Caterpillar (NYSE:CAT) saw its shares drop by more than 2% intra-day today after Morgan Stanley downgraded the stock to Underweight from Equal-weight, lowering its price target to $332 from $349. The downgrade centers on concerns over potential inventory destocking in Caterpillar’s Construction Industries (CI) segment amid a U.S. construction equipment market grappling with bloated inventories.
Morgan Stanley analysts suggest that as supply chains normalize and competition intensifies, the oversupply could trigger destocking, adding further pressure on Caterpillar’s earnings. The firm’s 2025 earnings per share estimate for the company now stands 10% below consensus, reflecting a cautious outlook.
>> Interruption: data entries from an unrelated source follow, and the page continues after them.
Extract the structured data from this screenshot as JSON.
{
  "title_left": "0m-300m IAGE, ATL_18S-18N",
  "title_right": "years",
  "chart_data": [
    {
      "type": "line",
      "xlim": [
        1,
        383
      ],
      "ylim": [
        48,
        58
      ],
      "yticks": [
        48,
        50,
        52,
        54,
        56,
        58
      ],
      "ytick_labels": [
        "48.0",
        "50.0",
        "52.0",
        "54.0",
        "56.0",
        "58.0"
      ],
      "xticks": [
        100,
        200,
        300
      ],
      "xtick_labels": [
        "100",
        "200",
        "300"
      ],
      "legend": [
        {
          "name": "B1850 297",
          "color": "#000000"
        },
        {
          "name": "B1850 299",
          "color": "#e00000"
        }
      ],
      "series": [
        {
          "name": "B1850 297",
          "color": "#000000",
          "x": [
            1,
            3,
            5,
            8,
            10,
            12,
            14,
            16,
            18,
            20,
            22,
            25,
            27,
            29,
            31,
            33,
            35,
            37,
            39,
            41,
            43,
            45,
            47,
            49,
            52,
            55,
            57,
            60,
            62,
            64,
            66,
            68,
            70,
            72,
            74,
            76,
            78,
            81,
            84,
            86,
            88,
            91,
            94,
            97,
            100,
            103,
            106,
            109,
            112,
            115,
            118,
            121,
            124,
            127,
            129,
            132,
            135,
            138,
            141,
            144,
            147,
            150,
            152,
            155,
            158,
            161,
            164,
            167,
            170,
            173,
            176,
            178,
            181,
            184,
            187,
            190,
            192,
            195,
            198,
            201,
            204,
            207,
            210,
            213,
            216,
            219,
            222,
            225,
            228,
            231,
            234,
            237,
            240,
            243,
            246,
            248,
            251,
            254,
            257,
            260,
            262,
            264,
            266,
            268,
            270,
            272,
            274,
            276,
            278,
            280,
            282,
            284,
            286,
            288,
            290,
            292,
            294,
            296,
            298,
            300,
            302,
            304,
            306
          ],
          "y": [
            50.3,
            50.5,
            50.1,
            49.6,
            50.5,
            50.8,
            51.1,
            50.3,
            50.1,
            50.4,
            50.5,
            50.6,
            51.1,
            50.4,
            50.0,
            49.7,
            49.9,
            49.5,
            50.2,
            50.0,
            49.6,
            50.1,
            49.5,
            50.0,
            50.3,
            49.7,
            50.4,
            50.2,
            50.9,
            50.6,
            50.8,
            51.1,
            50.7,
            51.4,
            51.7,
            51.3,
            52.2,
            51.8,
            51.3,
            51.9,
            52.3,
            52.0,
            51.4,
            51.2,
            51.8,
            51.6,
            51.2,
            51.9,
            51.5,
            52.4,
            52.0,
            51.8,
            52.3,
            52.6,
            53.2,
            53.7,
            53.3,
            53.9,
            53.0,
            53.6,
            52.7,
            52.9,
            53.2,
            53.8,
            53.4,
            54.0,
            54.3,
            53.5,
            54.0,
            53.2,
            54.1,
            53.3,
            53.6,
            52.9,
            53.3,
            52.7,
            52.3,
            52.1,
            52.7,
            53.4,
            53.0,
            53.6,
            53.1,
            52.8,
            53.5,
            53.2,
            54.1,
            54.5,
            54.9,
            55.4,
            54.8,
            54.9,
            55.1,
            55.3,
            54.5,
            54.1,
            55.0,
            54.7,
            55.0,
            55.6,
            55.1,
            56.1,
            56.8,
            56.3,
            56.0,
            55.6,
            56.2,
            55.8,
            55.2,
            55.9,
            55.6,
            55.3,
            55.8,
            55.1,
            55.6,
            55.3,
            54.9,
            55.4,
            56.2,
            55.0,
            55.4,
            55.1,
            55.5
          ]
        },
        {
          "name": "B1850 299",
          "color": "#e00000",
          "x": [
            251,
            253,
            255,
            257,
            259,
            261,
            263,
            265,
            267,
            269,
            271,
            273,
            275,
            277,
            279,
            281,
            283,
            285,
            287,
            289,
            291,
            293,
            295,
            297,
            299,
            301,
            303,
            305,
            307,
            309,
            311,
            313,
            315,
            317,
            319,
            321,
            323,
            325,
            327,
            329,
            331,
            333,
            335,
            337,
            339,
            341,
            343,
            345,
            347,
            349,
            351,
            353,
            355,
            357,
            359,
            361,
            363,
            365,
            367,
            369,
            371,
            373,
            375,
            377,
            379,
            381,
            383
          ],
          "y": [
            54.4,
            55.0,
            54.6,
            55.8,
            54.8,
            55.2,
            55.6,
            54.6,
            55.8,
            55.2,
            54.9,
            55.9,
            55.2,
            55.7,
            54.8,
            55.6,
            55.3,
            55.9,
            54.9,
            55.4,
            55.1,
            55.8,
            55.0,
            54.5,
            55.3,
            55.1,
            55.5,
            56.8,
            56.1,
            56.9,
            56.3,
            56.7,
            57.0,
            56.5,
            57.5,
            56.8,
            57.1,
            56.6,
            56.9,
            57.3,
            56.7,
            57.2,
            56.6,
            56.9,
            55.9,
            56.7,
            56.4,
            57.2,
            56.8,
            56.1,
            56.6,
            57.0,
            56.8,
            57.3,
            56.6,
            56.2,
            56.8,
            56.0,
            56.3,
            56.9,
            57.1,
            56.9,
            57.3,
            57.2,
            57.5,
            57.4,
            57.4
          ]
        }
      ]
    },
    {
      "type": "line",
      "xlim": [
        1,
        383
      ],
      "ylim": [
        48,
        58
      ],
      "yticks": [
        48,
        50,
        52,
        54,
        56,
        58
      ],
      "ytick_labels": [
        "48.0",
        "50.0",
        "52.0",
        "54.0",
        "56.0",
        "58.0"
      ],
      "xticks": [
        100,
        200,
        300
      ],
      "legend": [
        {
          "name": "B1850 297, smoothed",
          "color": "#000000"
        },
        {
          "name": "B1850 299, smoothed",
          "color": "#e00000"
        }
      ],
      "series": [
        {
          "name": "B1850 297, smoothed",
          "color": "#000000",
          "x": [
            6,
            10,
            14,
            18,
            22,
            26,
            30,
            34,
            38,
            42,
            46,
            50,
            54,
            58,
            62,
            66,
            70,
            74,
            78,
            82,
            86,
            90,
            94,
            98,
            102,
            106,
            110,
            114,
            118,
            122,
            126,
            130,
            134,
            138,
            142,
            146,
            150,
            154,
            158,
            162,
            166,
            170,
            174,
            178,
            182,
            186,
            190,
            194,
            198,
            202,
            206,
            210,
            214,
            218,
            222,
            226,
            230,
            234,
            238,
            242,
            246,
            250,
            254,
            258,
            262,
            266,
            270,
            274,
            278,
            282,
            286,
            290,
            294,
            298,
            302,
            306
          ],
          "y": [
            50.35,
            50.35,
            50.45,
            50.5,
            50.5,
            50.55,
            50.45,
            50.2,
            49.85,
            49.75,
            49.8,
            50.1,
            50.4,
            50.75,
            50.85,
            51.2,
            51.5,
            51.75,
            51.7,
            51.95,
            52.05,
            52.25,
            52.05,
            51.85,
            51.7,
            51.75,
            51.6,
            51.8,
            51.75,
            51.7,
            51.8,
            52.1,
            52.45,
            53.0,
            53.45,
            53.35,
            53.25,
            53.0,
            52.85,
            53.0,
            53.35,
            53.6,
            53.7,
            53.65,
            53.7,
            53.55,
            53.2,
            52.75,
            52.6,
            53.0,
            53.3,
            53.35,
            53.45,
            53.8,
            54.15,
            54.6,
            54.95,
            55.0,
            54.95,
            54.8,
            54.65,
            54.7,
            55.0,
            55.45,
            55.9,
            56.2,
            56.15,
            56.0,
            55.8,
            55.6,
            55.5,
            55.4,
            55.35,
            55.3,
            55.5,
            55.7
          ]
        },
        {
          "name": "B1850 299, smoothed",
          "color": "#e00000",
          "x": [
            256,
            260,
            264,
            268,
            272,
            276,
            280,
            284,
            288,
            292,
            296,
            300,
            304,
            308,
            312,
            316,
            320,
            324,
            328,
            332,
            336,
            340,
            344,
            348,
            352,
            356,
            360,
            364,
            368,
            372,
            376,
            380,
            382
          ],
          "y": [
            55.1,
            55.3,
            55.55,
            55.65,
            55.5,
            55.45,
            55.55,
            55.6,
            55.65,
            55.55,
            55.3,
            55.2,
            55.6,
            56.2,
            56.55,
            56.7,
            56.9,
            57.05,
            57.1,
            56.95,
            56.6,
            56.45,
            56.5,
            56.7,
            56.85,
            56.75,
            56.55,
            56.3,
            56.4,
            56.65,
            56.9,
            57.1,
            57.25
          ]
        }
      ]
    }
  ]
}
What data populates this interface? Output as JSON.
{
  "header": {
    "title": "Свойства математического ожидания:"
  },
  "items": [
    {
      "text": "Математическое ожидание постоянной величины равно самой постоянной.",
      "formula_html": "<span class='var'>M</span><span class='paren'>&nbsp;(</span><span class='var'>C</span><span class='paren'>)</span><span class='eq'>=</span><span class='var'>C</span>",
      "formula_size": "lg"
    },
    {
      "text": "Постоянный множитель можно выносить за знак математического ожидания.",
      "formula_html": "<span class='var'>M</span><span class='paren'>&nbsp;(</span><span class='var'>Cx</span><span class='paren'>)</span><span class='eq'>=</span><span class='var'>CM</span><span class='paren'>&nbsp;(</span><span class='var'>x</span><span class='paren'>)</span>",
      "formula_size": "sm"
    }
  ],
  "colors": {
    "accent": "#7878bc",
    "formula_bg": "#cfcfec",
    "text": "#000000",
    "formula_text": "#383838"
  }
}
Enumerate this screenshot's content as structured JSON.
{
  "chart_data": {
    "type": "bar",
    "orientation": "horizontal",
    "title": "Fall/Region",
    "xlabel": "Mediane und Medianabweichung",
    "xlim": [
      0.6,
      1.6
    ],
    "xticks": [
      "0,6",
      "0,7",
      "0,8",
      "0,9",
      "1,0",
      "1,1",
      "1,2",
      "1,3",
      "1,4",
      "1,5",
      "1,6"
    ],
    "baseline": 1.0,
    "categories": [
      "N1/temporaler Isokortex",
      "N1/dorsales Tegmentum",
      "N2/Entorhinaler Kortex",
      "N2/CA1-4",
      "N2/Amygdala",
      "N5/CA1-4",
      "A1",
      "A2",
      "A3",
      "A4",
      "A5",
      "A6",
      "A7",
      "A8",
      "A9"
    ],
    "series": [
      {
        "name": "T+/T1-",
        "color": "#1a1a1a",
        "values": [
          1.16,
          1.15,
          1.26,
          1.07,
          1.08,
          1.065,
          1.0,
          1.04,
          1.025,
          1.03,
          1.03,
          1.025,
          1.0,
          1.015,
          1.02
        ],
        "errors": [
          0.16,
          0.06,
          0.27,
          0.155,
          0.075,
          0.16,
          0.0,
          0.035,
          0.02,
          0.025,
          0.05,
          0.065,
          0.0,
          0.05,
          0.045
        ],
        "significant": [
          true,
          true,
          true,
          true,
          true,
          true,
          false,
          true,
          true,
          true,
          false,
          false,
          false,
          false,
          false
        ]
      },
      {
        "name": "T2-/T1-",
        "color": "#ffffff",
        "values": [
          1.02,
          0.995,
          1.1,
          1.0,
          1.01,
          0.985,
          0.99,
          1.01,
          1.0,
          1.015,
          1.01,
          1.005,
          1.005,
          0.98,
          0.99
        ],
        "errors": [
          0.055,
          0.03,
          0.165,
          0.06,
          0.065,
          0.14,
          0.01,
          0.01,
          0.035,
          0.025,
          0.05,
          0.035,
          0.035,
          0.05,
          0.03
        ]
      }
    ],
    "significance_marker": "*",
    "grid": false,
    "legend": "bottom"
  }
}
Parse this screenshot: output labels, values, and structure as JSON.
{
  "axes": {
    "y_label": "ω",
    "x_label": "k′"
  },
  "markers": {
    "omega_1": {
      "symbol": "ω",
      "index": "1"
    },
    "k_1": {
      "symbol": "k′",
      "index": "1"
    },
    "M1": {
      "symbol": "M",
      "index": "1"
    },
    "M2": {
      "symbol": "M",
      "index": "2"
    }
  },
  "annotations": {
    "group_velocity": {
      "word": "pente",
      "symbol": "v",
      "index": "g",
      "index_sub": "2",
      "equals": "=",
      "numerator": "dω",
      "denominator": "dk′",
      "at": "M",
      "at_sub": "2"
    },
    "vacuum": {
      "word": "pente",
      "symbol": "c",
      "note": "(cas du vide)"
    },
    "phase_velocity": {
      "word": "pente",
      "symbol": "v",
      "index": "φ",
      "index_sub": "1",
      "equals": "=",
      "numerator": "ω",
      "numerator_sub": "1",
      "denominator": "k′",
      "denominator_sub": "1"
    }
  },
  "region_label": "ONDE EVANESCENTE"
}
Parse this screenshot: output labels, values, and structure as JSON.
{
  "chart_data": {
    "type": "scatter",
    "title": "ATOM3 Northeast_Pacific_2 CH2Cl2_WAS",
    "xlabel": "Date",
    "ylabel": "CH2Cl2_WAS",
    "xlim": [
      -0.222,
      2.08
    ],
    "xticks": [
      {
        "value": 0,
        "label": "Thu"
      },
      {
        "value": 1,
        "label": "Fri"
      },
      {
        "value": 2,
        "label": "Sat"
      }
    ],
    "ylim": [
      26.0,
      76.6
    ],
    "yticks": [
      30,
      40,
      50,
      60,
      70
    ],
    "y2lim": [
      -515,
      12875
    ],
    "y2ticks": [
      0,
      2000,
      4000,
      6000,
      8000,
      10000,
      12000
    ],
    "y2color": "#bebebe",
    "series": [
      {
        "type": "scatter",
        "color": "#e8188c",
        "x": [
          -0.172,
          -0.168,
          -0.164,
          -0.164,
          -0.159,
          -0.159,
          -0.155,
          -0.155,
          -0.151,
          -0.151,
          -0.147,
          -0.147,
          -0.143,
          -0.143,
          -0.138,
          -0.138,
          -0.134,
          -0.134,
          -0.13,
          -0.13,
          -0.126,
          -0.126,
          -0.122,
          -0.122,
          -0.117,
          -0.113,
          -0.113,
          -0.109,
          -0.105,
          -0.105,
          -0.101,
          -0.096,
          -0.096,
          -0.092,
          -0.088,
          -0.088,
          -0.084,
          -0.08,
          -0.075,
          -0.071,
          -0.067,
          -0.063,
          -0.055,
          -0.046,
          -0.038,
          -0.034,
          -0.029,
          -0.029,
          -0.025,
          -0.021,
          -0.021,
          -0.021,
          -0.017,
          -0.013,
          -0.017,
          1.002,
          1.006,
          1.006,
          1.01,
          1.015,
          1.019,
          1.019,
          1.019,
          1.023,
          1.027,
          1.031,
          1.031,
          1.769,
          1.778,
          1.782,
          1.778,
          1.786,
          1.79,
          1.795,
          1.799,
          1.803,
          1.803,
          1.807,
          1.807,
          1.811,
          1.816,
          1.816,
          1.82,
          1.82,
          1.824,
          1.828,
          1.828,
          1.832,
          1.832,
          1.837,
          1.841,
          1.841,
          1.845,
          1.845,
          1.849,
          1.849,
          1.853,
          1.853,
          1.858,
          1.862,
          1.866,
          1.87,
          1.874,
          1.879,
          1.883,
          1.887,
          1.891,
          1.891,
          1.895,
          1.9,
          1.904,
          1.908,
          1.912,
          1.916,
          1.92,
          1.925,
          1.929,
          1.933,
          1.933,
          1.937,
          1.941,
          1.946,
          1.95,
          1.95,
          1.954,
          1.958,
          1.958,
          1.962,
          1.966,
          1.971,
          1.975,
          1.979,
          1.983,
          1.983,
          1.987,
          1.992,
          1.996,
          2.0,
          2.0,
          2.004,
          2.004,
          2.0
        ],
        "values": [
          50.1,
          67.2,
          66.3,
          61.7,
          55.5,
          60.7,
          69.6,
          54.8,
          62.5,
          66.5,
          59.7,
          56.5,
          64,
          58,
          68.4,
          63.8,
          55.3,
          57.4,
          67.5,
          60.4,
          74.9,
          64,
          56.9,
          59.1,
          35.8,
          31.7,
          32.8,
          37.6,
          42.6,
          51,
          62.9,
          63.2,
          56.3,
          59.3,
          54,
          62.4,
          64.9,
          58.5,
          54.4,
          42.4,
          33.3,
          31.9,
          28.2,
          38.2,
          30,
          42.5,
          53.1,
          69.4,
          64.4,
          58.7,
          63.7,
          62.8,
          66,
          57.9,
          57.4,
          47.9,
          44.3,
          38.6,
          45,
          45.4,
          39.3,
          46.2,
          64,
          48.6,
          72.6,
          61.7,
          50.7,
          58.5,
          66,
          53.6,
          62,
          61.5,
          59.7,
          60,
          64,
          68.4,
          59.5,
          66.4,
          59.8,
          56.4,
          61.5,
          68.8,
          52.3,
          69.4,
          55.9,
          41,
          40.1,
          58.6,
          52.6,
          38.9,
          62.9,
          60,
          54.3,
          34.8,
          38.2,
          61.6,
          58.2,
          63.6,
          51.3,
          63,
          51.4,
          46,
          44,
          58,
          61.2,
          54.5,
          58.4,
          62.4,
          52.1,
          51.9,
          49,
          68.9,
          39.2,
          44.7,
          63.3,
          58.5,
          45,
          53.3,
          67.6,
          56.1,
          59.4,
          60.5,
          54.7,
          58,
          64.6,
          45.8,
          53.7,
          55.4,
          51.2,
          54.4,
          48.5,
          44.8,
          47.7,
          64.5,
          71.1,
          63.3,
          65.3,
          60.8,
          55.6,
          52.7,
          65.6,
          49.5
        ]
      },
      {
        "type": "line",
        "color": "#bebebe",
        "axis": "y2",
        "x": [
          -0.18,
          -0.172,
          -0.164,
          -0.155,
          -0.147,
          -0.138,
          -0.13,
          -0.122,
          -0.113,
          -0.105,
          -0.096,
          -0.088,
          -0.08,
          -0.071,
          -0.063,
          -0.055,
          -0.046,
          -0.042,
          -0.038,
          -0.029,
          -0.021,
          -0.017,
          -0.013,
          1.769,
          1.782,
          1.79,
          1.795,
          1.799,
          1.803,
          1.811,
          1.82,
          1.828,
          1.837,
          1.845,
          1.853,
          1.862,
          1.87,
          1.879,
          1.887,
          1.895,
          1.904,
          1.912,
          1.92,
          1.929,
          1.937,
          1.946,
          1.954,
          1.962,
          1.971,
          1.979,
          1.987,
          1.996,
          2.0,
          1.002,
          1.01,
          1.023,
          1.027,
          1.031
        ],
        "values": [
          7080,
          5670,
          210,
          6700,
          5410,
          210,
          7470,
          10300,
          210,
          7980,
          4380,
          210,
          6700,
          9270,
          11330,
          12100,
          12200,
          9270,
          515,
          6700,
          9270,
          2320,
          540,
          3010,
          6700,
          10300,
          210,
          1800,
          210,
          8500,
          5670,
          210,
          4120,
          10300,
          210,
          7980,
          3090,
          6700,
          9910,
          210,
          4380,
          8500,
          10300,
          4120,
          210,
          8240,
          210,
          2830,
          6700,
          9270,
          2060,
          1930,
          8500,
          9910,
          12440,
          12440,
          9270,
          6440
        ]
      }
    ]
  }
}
While Caterpillar’s stock has shown strong year-to-date performance, Morgan Stanley argues that the current 18x earnings multiple reflects overly optimistic growth expectations, framing a negative risk-reward balance for the stock.
Morgan Stanley’s note also highlighted that challenges in the CI segment may outweigh potential earnings boosts from large-scale projects and cost improvements in manufacturing. They anticipate pressures on CI margins as revenue estimates decline, heightening the risk of downward earnings revisions.